Its central characters are oddly lovable. To all appearances, Clara and Grizz couldn't be more different: Clara, a newlywed, a literary scholar, and a pastor's wife; Grizz, a middle-aged widowed farmer who has lost his childhood faith. But, it turns out, the two have a lot in common. Both are outliers in their communities: Clara, surrounded by staunch rural Lutherans, doubts her husband's faith and finds solace in ancient legends. Grizz, surrounded by factory farmers, has a personal relationship with his cows and his land. Both have suffered loss: Clara of her mother, Grizz of his son. Before the book ends, both are in danger of their lives.
What's more, Maltman's descriptions can be breathtakingly beautiful. Take this, for example:
Clara shut her eyes, imagining running free … across the countryside, across miles and miles. Shedding her human skin. The fur and wildness underneath. She was as sleek as silence, a she-wolf whose hearing took in what was happening from far away. She heard the skeletons of abandoned barns caving in the wind, the brittle creak of empty grain bins, the lisping of the corn leaves in a dry time before the harvest. She heard the voices Logan carried home with him, the talk inside the houses after sundown. The folk were afraid. They were afraid and didn't know how to live in a world that was changing all around them.

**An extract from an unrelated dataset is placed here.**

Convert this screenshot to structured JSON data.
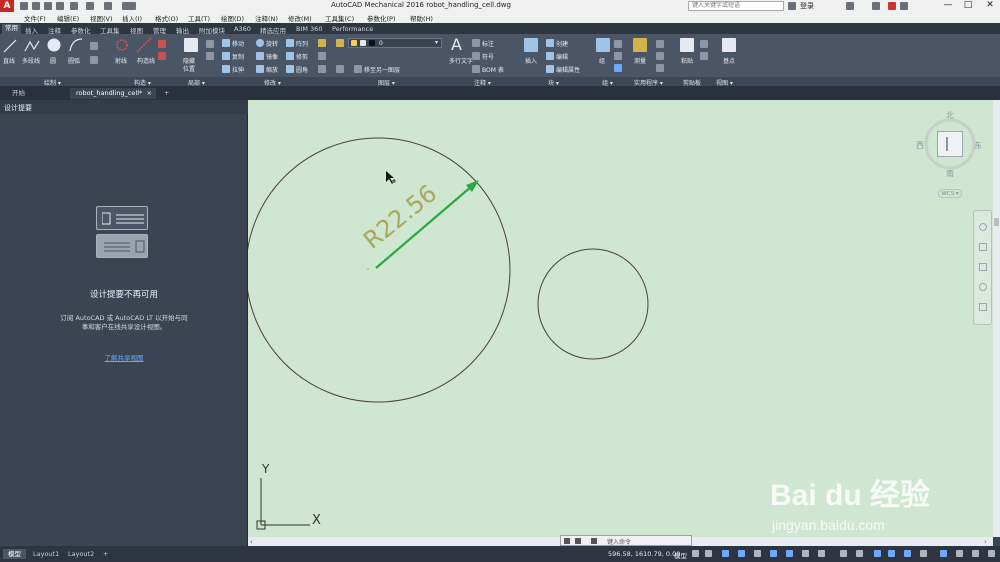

Another plus: Little Wolves has a theological depth that most contemporary novels lack. Maltman knows Scripture. He knows Lutherans. He knows what terrifies people of faith; how it feels to be sinful without hope of forgiveness and redemption. He knows that evil is real. And even though this is not a Christian™ book per se (that is, one published for the evangelical market), Pastor Logan preaches the gospel to Grizz: "It's said that nothing can separate us from the love of God, no power or principality. I believe in your son's baptism. I believe that God loved your son. And I know that God loves you."
Perhaps the main reason dedicated readers are recommending Little Wolves, however, is that so much of it is about stories and the words that bring them to life. Grizz works out remorse by making statues of characters from Longfellow's The Song of Hiawatha. The children of Lone Mountain frighten each other with tales about the woman in the woods. Clara, whose father filled her young head with stories about wolves and lost mothers, hopes to find salvation—sanity, even—through writing. She knows the power of words. Alarmed by night noises,
Clara gathered up her courage and climbed out of bed. Moonlight illuminated her room, scattered with cardboard boxes, the lids peeled open. From one she hefted out her Shorter Oxford English Dictionary, which she figured a suitable weapon for doing battle with ghosts trying to take up residence under the stairwell. She held the substantial bulk of the alphabet in her hands, a word for every reality. Madness was for when words failed.
Words rarely fail Thomas Maltman. If Little Wolves doesn't quite meet the standard he set with The Night Birds, it's still a haunting story that you're unlikely to leave half read.